Philip and Nicole process information differently. Nicole is more internal; she needs time to sit with something before responding. She is an active listener who listens deeply to the questions being asked. Philip is more external; he believes in creating reality through language. He describes himself as an “external constructor”, someone who says things out loud, often confidently, to discover how they land and whether they feel right and true.
Anyone who works with a loved one will recognise the potential friction here. One person’s half-formed thought can become the other person’s mental load. What one person thinks they are simply exploring, the other may store away as a decision. On the flip side, one person’s quiet processing can be misconstrued as apathy, opposition or consent. In the absence of words, we tend to fill the silence with our own stories. Without empathy and curious questioning, these tensions can lead to confusion, and even resentment.
What Philip and Nicole recognise is that one style is not better than the other. Both styles need to be named. Without that awareness, couples can end up arguing about the content of a conversation when the real issue is the process.
Building for freedom, not just success
The future Philip and Nicole describe is both practical and expansive.
Yes, they want financial success. They also want the option of spending time in Europe, building a life that allows for travel, property, horses, children, or whatever version of home becomes possible. There is nothing apologetic about wanting the resources to live well.
What really drives them though is agency.
Nicole wants the freedom to support the women she wants to support, not only the clients she needs in order to generate income. Philip focuses on working with people who have the wealth, responsibility and drive to create positive change at scale, particularly around manufacturing innovation, social cohesion, climate adaptation, the built environment and our transition to renewables.

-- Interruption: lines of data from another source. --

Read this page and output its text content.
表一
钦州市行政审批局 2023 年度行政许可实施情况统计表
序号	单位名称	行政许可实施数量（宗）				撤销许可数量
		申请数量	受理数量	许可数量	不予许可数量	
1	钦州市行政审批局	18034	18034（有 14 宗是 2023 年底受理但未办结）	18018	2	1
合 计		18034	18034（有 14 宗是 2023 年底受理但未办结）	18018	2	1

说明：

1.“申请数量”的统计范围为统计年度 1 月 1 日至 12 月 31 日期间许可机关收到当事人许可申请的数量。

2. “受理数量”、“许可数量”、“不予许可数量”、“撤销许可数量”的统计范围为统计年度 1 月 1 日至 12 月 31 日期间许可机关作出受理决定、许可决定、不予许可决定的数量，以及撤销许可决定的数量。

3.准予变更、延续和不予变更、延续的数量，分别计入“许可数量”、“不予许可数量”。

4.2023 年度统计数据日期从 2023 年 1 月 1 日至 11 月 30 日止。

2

For them, wealth is not only an endpoint. It is a lever. It is a way of buying back time, widening choice and creating the conditions to do more meaningful work.

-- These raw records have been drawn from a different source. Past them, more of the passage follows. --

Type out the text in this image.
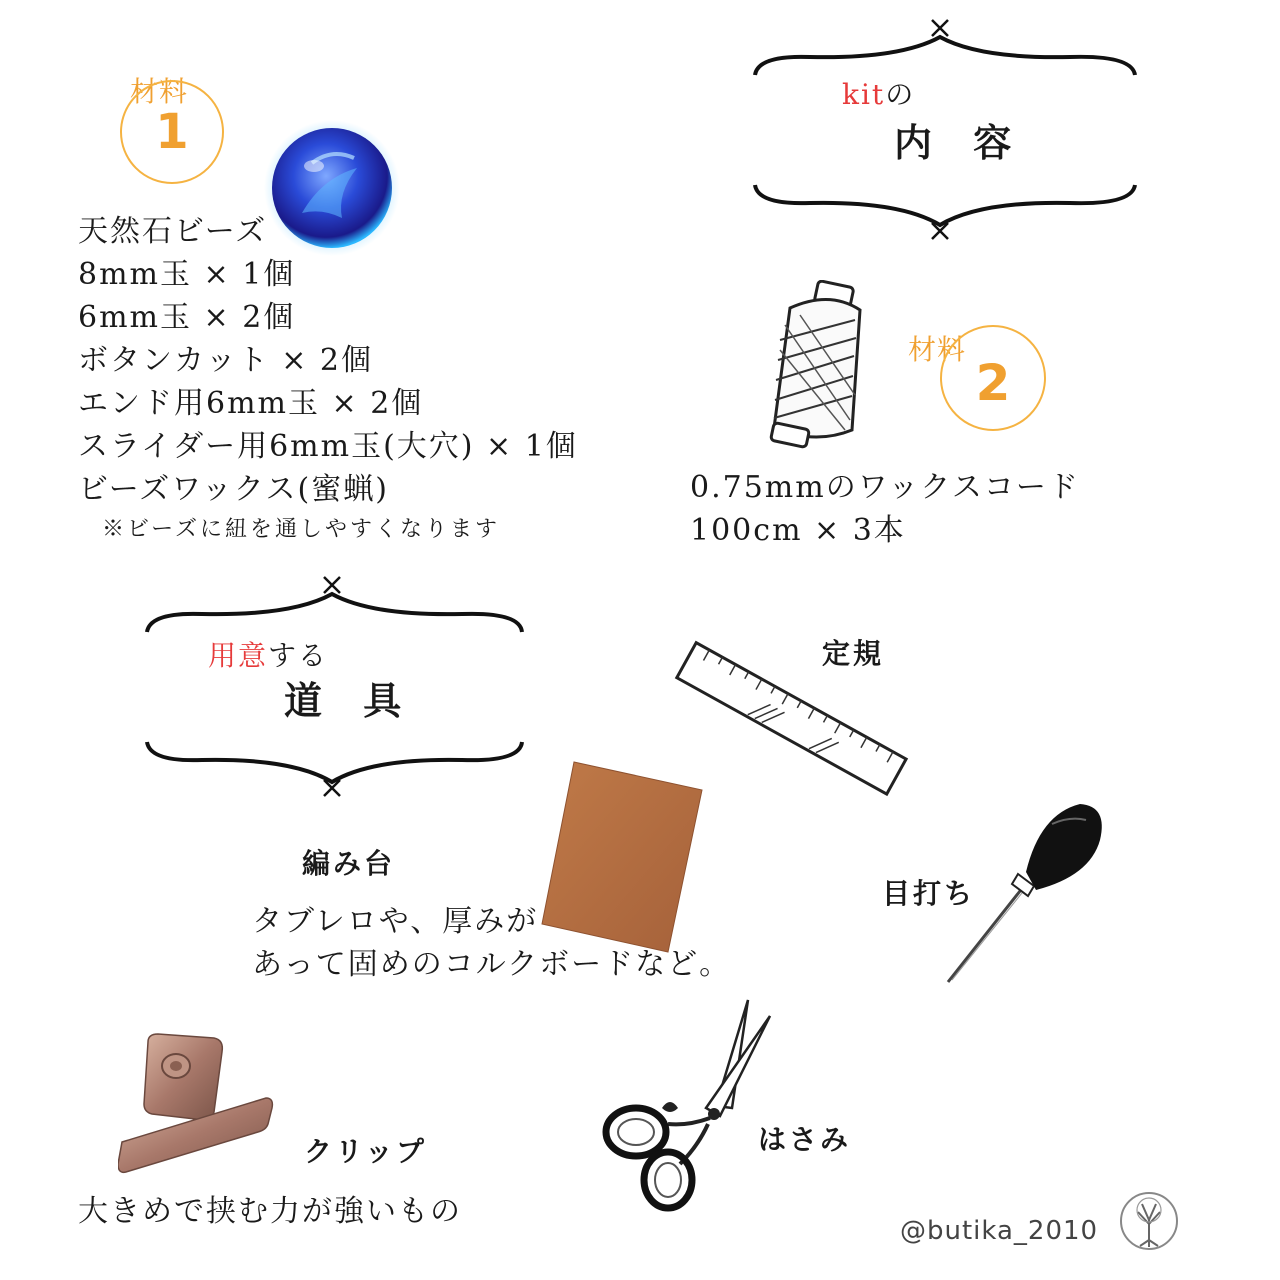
材料
1
天然石ビーズ
8mm玉 × 1個
6mm玉 × 2個
ボタンカット × 2個
エンド用6mm玉 × 2個
スライダー用6mm玉(大穴) × 1個
ビーズワックス(蜜蝋)
※ビーズに紐を通しやすくなります
kitの
内 容
材料
2
0.75mmのワックスコード
100cm × 3本
用意する
道 具
定規
編み台
タブレロや、厚みが
あって固めのコルクボードなど。
目打ち
はさみ
クリップ
大きめで挟む力が強いもの
@butika_2010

Philip says that once the basics are covered, the question becomes, “Where do I spend my time?” His view is that it takes just as long to do something small as it does to do something big, so why not spend our one precious life improving the world, and creating legacies people are proud of?
The real advice: discernment
When asked what advice they would give other couples or loved ones going into business together, the answer is not romanticised.
Nicole is clear that family business is not for everyone. Working with someone you love can be deeply rewarding, but it also blends some of the highest-stakes parts of life: money, identity, ambition, power, security and emotional need.
Her advice is to take that seriously. Have the difficult conversations early. Understand each other’s differences. Get support if you need it. Do not assume the person you love is simply another version of you.
That may be the quiet truth at the heart of Philip and Nicole’s partnership. They work well together not because they avoid difference, but because they are willing to keep meeting it. They honour each other’s strengths, even when those strengths are uncomfortable. They allow their work to be shaped by both strategy and sensitivity, force and feeling, vision and care.
Their life together is about holding and respecting their differences to paint themselves a vibrant future.